05; Table S1). Therefore, the periods with high delta power did

not coincide with those of TPSM expression. Moreover, even when coexpressed, there was no correlation between the phases of delta and TPSM oscillations (Table S1). Altogether, these results suggest that TPSM is distinct from delta modulation of theta power. Because previous observations suggested that theta power was correlated with running speed (Czurkó et al., 1999; DeCoteau et al., 2007; McFarland et al., 1975; Montgomery et al., 2009; Rivas et al., 1996; Shen et al., 1997; Whishaw and Vanderwolf, 1973), cyclic changes in theta Screening Library molecular weight power might result from systematic changes in running speed. Overall, we indeed observed that theta power globally correlated with running speed when selecting periods of several seconds with relatively constant running speed (p < 0.05, paired Student t test, open field, n = 9 sessions from 4 animals; maze, n = 10 sessions from 3 animals; wheel, n = 8 sessions from 3 animals; Figure 3A).
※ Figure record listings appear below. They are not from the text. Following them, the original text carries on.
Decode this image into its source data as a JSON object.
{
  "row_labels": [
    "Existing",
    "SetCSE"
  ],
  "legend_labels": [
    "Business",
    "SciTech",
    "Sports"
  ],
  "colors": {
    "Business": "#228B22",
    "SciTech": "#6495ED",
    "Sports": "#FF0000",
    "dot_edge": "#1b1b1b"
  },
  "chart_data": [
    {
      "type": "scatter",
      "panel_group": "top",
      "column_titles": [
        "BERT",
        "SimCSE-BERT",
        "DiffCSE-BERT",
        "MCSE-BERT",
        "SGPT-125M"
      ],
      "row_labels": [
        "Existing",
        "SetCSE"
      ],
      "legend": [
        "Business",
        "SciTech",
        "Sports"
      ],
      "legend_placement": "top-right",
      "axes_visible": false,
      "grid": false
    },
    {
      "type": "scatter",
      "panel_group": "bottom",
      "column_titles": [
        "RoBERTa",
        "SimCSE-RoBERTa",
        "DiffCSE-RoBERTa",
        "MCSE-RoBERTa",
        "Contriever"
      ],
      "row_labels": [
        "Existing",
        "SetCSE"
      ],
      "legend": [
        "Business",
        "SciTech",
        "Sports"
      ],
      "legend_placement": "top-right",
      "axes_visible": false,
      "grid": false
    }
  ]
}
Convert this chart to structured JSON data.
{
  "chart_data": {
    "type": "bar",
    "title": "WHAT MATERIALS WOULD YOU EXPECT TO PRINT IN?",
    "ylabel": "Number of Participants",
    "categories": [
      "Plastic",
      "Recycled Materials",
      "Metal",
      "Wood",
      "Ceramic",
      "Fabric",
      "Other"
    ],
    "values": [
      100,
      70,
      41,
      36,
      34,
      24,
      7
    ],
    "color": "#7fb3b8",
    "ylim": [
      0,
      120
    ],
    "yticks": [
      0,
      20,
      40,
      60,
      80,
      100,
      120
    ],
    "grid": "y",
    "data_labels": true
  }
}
But finer analysis considering instantaneous running speed

at a time scale closer to that of theta oscillations (see Experimental Procedures) revealed no systematic correlation of running speed or acceleration with theta power (p > 0.05, Pearson linear correlation; Figure 3B) or TPSM phase (p > 0.05, circular-linear correlation analysis [Berens, 2009] and Rayleigh test; Figure 3C). This is most striking for maze/track recordings, in which although our results are in agreement with the recent report that globally faster runs were Rutecarpine associated with larger average theta power estimated on a run per run basis (Hinman Venetoclax ic50 et al., 2011), visual inspection

of theta power and running speed within individual runs clearly shows a lack of correlation between these two variables (in Figure 1C, instantaneous speed displays two clear cycles of fluctuation while TPSM shows 4 cycles during the same 4 s running period). More systematic comparison of speed and theta power autocorrelograms confirmed that even though both parameters can occasionally oscillate at similar frequency, they most often show pretty different profiles (Figure 4). Altogether, these results indicate that theta power modulation by running speed or acceleration does not account for TPSM. During sleep, transient increases of theta power have been described as “phasic REM” sleep (Karashima et al., 2005; Montgomery et al., 2008; Sano et al., 1973). Sleep-related TPSM is rather related to tonic REM because (1) it was not associated with the increased theta frequency and the increased power of high-frequency components which accompany phasic REM, (2) it could occur in a continuous manner during several seconds, and (3) it was expressed throughout REM sleep (see Experimental Procedures; n = 4 animals), while phasic REM episodes typically last for about one second and represent around 4% of REM sleep (Montgomery et al.